Free Speech Hypocrisy on the Homefront January 10, 2015

David Brooks:

The journalists at Charlie Hebdo are now rightly being celebrated as martyrs on behalf of freedom of expression, but let’s face it: If they had tried to publish their satirical newspaper on any American university campus over the last two decades it wouldn’t have lasted 30 seconds. Student and faculty groups would have accused them of hate speech. The administration would have cut financing and shut them down.

Public reaction to the attack in Paris has revealed that there are a lot of people who are quick to lionize those who offend the views of Islamist terrorists in France but who are a lot less tolerant toward those who offend their own views at home.

Just look at all the people who have overreacted to campus micro-aggressions. The University of Illinois fired a professor who taught the Roman Catholic view on homosexuality. The University of Kansas suspended a professor for writing a harsh tweet against the N.R.A. Vanderbilt University derecognized a Christian group that insisted that it be led by Christians.

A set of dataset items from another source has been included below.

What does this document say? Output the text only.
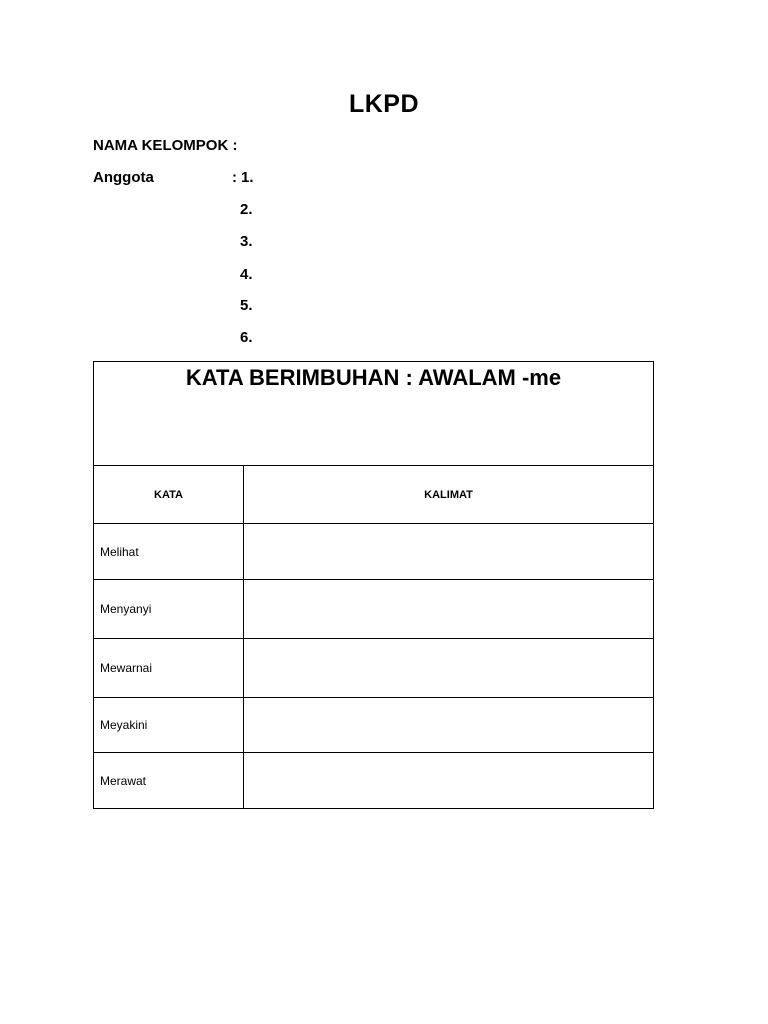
LKPD
NAMA KELOMPOK :
Anggota	: 1.
2.
3.
4.
5.
6.
KATA BERIMBUHAN : AWALAM -me	

KATA	KALIMAT
Melihat	
Menyanyi	
Mewarnai	
Meyakini	
Merawat	
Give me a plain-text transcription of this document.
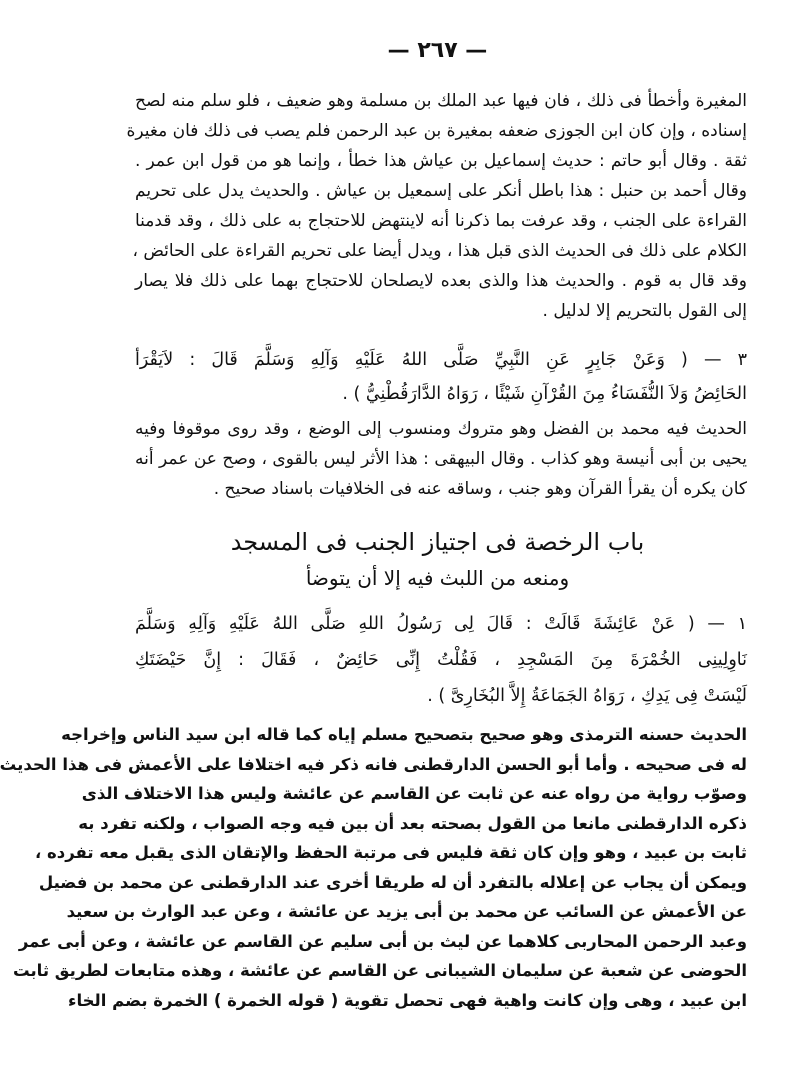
— ٢٦٧ —
المغيرة وأخطأ فى ذلك ، فان فيها عبد الملك بن مسلمة وهو ضعيف ، فلو سلم منه لصح
إسناده ، وإن كان ابن الجوزى ضعفه بمغيرة بن عبد الرحمن فلم يصب فى ذلك فان مغيرة
ثقة . وقال أبو حاتم : حديث إسماعيل بن عياش هذا خطأ ، وإنما هو من قول ابن عمر .
وقال أحمد بن حنبل : هذا باطل أنكر على إسمعيل بن عياش . والحديث يدل على تحريم
القراءة على الجنب ، وقد عرفت بما ذكرنا أنه لاينتهض للاحتجاج به على ذلك ، وقد قدمنا
الكلام على ذلك فى الحديث الذى قبل هذا ، ويدل أيضا على تحريم القراءة على الحائض ،
وقد قال به قوم . والحديث هذا والذى بعده لايصلحان للاحتجاج بهما على ذلك فلا يصار
إلى القول بالتحريم إلا لدليل .
٣ — ( وَعَنْ جَابِرٍ عَنِ النَّبِيِّ صَلَّى اللهُ عَلَيْهِ وَآلِهِ وَسَلَّمَ قَالَ : لاَيَقْرَأ
الحَائِضُ وَلاَ النُّفَسَاءُ مِنَ القُرْآنِ شَيْئًا ، رَوَاهُ الدَّارَقُطْنِيُّ ) .
الحديث فيه محمد بن الفضل وهو متروك ومنسوب إلى الوضع ، وقد روى موقوفا وفيه
يحيى بن أبى أنيسة وهو كذاب . وقال البيهقى : هذا الأثر ليس بالقوى ، وصح عن عمر أنه
كان يكره أن يقرأ القرآن وهو جنب ، وساقه عنه فى الخلافيات باسناد صحيح .
باب الرخصة فى اجتياز الجنب فى المسجد
ومنعه من اللبث فيه إلا أن يتوضأ
١ — ( عَنْ عَائِشَةَ قَالَتْ : قَالَ لِى رَسُولُ اللهِ صَلَّى اللهُ عَلَيْهِ وَآلِهِ وَسَلَّمَ
نَاوِلِينِى الخُمْرَةَ مِنَ المَسْجِدِ ، فَقُلْتُ إِنِّى حَائِضٌ ، فَقَالَ : إِنَّ حَيْضَتَكِ
لَيْسَتْ فِى يَدِكِ ، رَوَاهُ الجَمَاعَةُ إِلاَّ البُخَارِىَّ ) .
الحديث حسنه الترمذى وهو صحيح بتصحيح مسلم إياه كما قاله ابن سيد الناس وإخراجه
له فى صحيحه . وأما أبو الحسن الدارقطنى فانه ذكر فيه اختلافا على الأعمش فى هذا الحديث
وصوّب رواية من رواه عنه عن ثابت عن القاسم عن عائشة وليس هذا الاختلاف الذى
ذكره الدارقطنى مانعا من القول بصحته بعد أن بين فيه وجه الصواب ، ولكنه تفرد به
ثابت بن عبيد ، وهو وإن كان ثقة فليس فى مرتبة الحفظ والإتقان الذى يقبل معه تفرده ،
ويمكن أن يجاب عن إعلاله بالتفرد أن له طريقا أخرى عند الدارقطنى عن محمد بن فضيل
عن الأعمش عن السائب عن محمد بن أبى يزيد عن عائشة ، وعن عبد الوارث بن سعيد
وعبد الرحمن المحاربى كلاهما عن ليث بن أبى سليم عن القاسم عن عائشة ، وعن أبى عمر
الحوضى عن شعبة عن سليمان الشيبانى عن القاسم عن عائشة ، وهذه متابعات لطريق ثابت
ابن عبيد ، وهى وإن كانت واهية فهى تحصل تقوية ( قوله الخمرة ) الخمرة بضم الخاء
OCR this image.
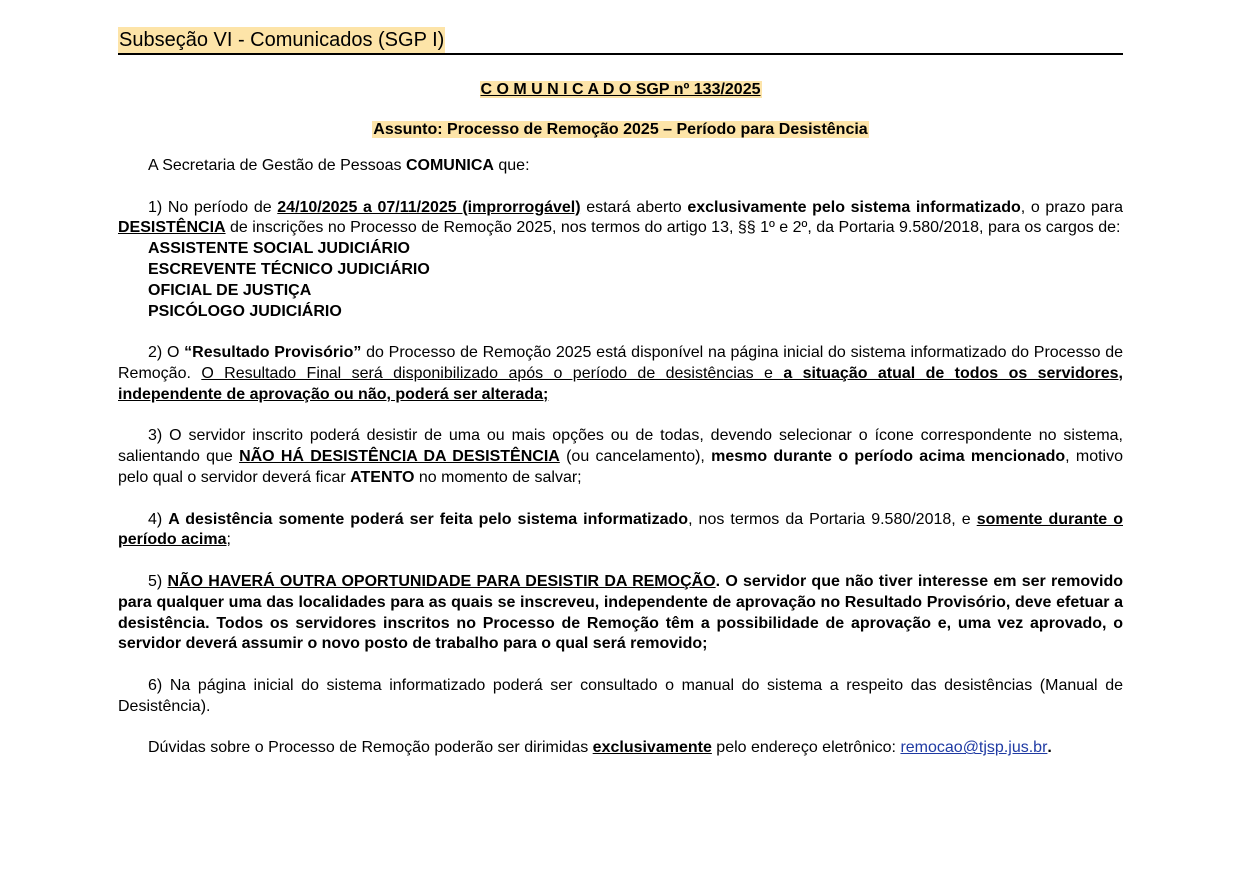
Subseção VI - Comunicados (SGP I)
C O M U N I C A D O SGP nº 133/2025
Assunto: Processo de Remoção 2025 – Período para Desistência

A Secretaria de Gestão de Pessoas COMUNICA que:

1) No período de 24/10/2025 a 07/11/2025 (improrrogável) estará aberto exclusivamente pelo sistema informatizado, o prazo para DESISTÊNCIA de inscrições no Processo de Remoção 2025, nos termos do artigo 13, §§ 1º e 2º, da Portaria 9.580/2018, para os cargos de:

ASSISTENTE SOCIAL JUDICIÁRIO
ESCREVENTE TÉCNICO JUDICIÁRIO
OFICIAL DE JUSTIÇA
PSICÓLOGO JUDICIÁRIO

2) O “Resultado Provisório” do Processo de Remoção 2025 está disponível na página inicial do sistema informatizado do Processo de Remoção. O Resultado Final será disponibilizado após o período de desistências e a situação atual de todos os servidores, independente de aprovação ou não, poderá ser alterada;

3) O servidor inscrito poderá desistir de uma ou mais opções ou de todas, devendo selecionar o ícone correspondente no sistema, salientando que NÃO HÁ DESISTÊNCIA DA DESISTÊNCIA (ou cancelamento), mesmo durante o período acima mencionado, motivo pelo qual o servidor deverá ficar ATENTO no momento de salvar;

4) A desistência somente poderá ser feita pelo sistema informatizado, nos termos da Portaria 9.580/2018, e somente durante o período acima;

5) NÃO HAVERÁ OUTRA OPORTUNIDADE PARA DESISTIR DA REMOÇÃO. O servidor que não tiver interesse em ser removido para qualquer uma das localidades para as quais se inscreveu, independente de aprovação no Resultado Provisório, deve efetuar a desistência. Todos os servidores inscritos no Processo de Remoção têm a possibilidade de aprovação e, uma vez aprovado, o servidor deverá assumir o novo posto de trabalho para o qual será removido;

6) Na página inicial do sistema informatizado poderá ser consultado o manual do sistema a respeito das desistências (Manual de Desistência).

Dúvidas sobre o Processo de Remoção poderão ser dirimidas exclusivamente pelo endereço eletrônico: remocao@tjsp.jus.br.
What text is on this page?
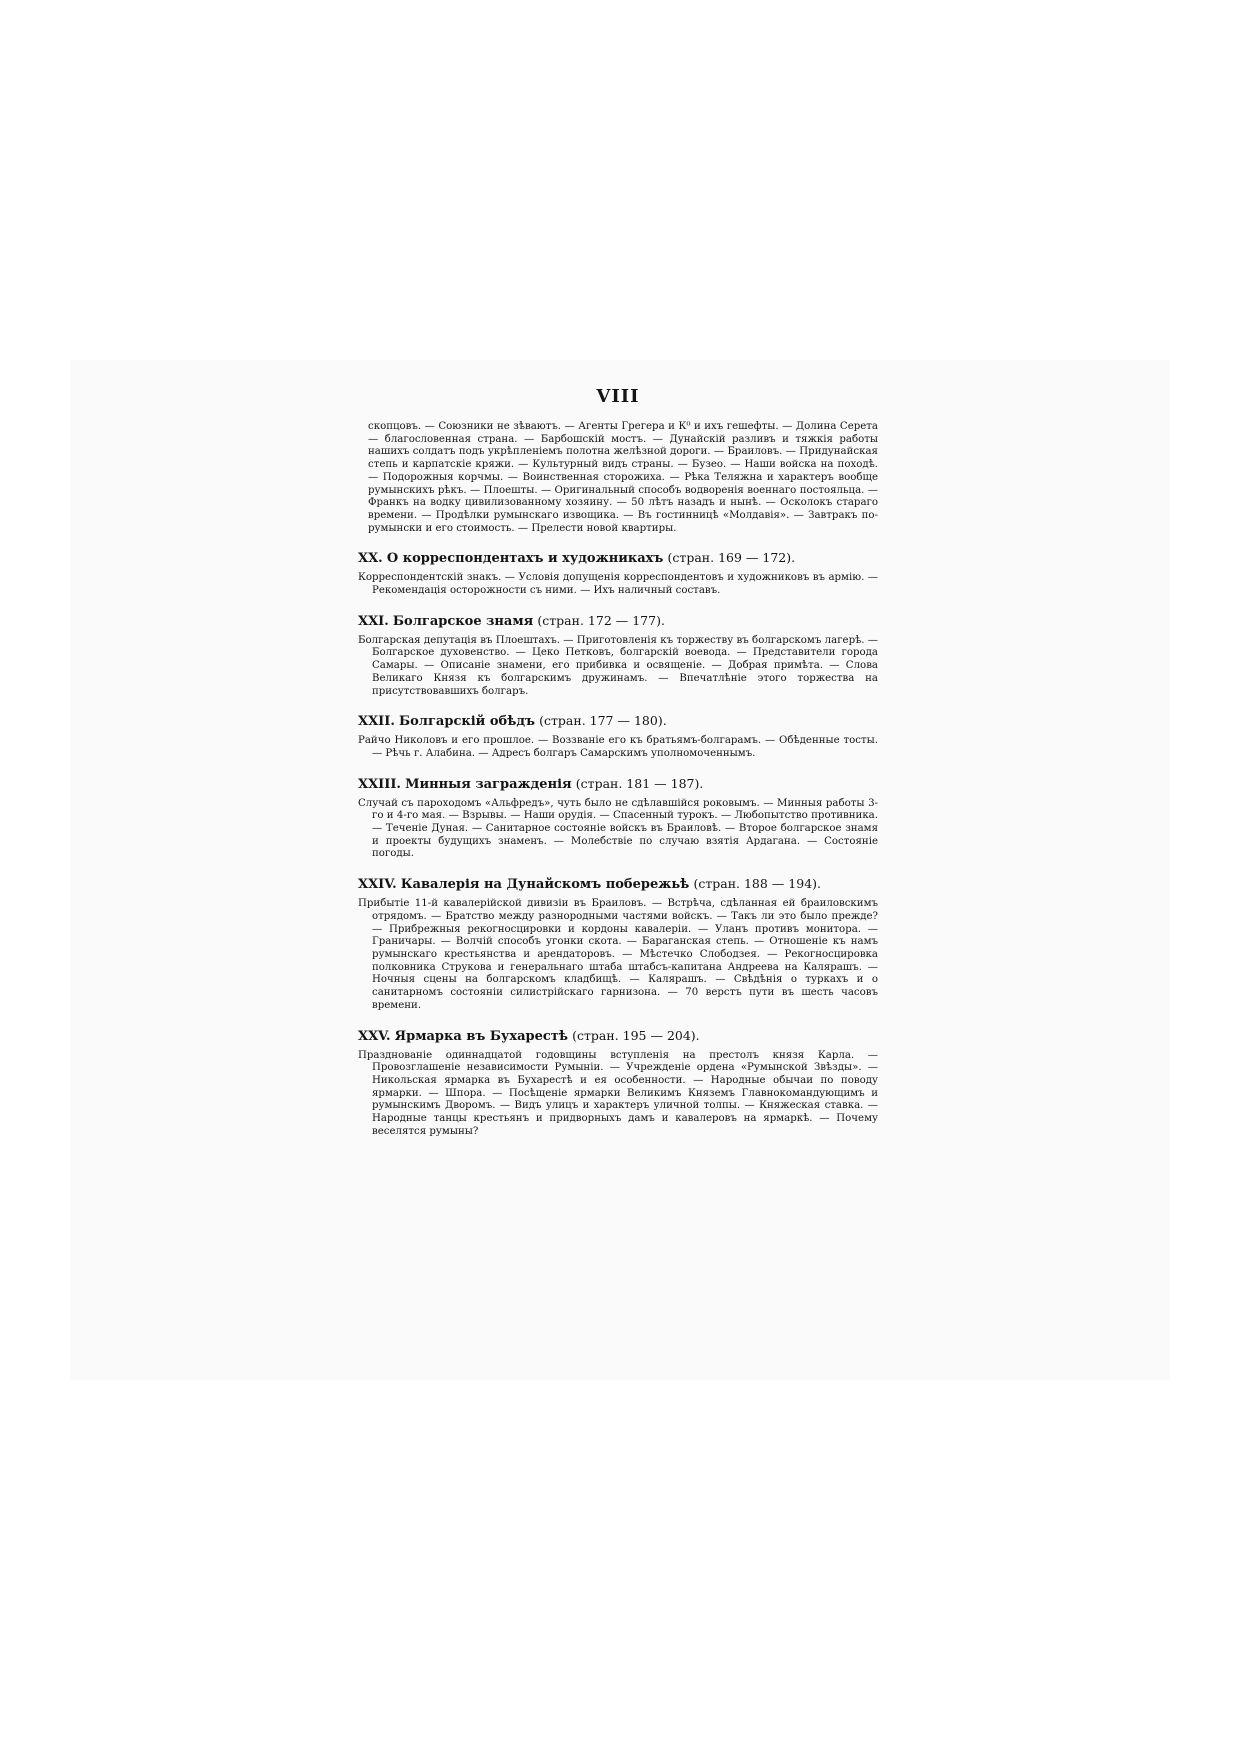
VIII

скопцовъ. — Союзники не зѣваютъ. — Агенты Грегера и К⁰ и ихъ гешефты. — Долина Серета — благословенная страна. — Барбошскій мостъ. — Дунайскій разливъ и тяжкія работы нашихъ солдатъ подъ укрѣпленіемъ полотна желѣзной дороги. — Браиловъ. — Придунайская степь и карпатскіе кряжи. — Культурный видъ страны. — Бузео. — Наши войска на походѣ. — Подорожныя корчмы. — Воинственная сторожиха. — Рѣка Теляжна и характеръ вообще румынскихъ рѣкъ. — Плоешты. — Оригинальный способъ водворенія военнаго постояльца. — Франкъ на водку цивилизованному хозяину. — 50 лѣтъ назадъ и нынѣ. — Осколокъ стараго времени. — Продѣлки румынскаго извощика. — Въ гостинницѣ «Молдавія». — Завтракъ по-румынски и его стоимость. — Прелести новой квартиры.

XX. О корреспондентахъ и художникахъ (стран. 169 — 172).

Корреспондентскій знакъ. — Условія допущенія корреспондентовъ и художниковъ въ армію. — Рекомендація осторожности съ ними. — Ихъ наличный составъ.

XXI. Болгарское знамя (стран. 172 — 177).

Болгарская депутація въ Плоештахъ. — Приготовленія къ торжеству въ болгарскомъ лагерѣ. — Болгарское духовенство. — Цеко Петковъ, болгарскій воевода. — Представители города Самары. — Описаніе знамени, его прибивка и освященіе. — Добрая примѣта. — Слова Великаго Князя къ болгарскимъ дружинамъ. — Впечатлѣніе этого торжества на присутствовавшихъ болгаръ.

XXII. Болгарскій обѣдъ (стран. 177 — 180).

Райчо Николовъ и его прошлое. — Воззваніе его къ братьямъ-болгарамъ. — Обѣденные тосты. — Рѣчь г. Алабина. — Адресъ болгаръ Самарскимъ уполномоченнымъ.

XXIII. Минныя загражденія (стран. 181 — 187).

Случай съ пароходомъ «Альфредъ», чуть было не сдѣлавшійся роковымъ. — Минныя работы 3-го и 4-го мая. — Взрывы. — Наши орудія. — Спасенный турокъ. — Любопытство противника. — Теченіе Дуная. — Санитарное состояніе войскъ въ Браиловѣ. — Второе болгарское знамя и проекты будущихъ знаменъ. — Молебствіе по случаю взятія Ардагана. — Состояніе погоды.

XXIV. Кавалерія на Дунайскомъ побережьѣ (стран. 188 — 194).

Прибытіе 11-й кавалерійской дивизіи въ Браиловъ. — Встрѣча, сдѣланная ей браиловскимъ отрядомъ. — Братство между разнородными частями войскъ. — Такъ ли это было прежде? — Прибрежныя рекогносцировки и кордоны кавалеріи. — Уланъ противъ монитора. — Граничары. — Волчій способъ угонки скота. — Бараганская степь. — Отношеніе къ намъ румынскаго крестьянства и арендаторовъ. — Мѣстечко Слободзея. — Рекогносцировка полковника Струкова и генеральнаго штаба штабсъ-капитана Андреева на Калярашъ. — Ночныя сцены на болгарскомъ кладбищѣ. — Калярашъ. — Свѣдѣнія о туркахъ и о санитарномъ состояніи силистрійскаго гарнизона. — 70 верстъ пути въ шесть часовъ времени.

XXV. Ярмарка въ Бухарестѣ (стран. 195 — 204).

Празднованіе одиннадцатой годовщины вступленія на престолъ князя Карла. — Провозглашеніе независимости Румыніи. — Учрежденіе ордена «Румынской Звѣзды». — Никольская ярмарка въ Бухарестѣ и ея особенности. — Народные обычаи по поводу ярмарки. — Шпора. — Посѣщеніе ярмарки Великимъ Княземъ Главнокомандующимъ и румынскимъ Дворомъ. — Видъ улицъ и характеръ уличной толпы. — Княжеская ставка. — Народные танцы крестьянъ и придворныхъ дамъ и кавалеровъ на ярмаркѣ. — Почему веселятся румыны?
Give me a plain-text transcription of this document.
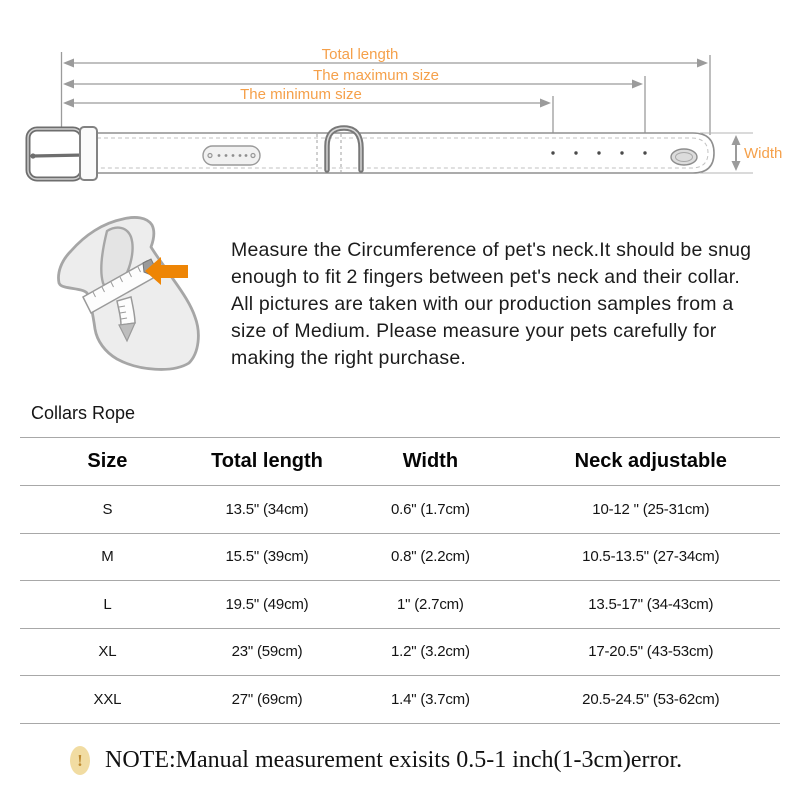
Total length
The maximum size
The minimum size
Width
Measure the Circumference of pet's neck.It should be snug
enough to fit 2 fingers between pet's neck and their collar.
All pictures are taken with our production samples from a
size of Medium. Please measure your pets carefully for
making the right purchase.
Collars Rope
Size	Total length	Width	Neck adjustable
S	13.5" (34cm)	0.6" (1.7cm)	10-12 " (25-31cm)
M	15.5" (39cm)	0.8" (2.2cm)	10.5-13.5" (27-34cm)
L	19.5" (49cm)	1" (2.7cm)	13.5-17" (34-43cm)
XL	23" (59cm)	1.2" (3.2cm)	17-20.5" (43-53cm)
XXL	27" (69cm)	1.4" (3.7cm)	20.5-24.5" (53-62cm)
! NOTE:Manual measurement exisits 0.5-1 inch(1-3cm)error.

Americans may laud Charlie Hebdo for being brave enough to publish cartoons ridiculing the Prophet Muhammad, but, if Ayaan Hirsi Ali is invited to campus, there are often calls to deny her a podium.

Here’s a good example from the home front, straight from America’s so-called liberal universities:

Former Secretary of State Condoleezza Rice, who had been invited to give the commencement address at Rutgers University in New Jersey this month, said on Saturday that she would no longer give the speech. Her announcement came after weeks of protests by some students and faculty members over the university’s decision to invite her.

Protesters had argued that Ms. Rice should not have been selected as the speaker because of her involvement in the Iraq war during the Bush administration. Students staged a sit-in last week outside the office of the university’s president, Robert L. Barchi, to protest the speech, scheduled for May 18th.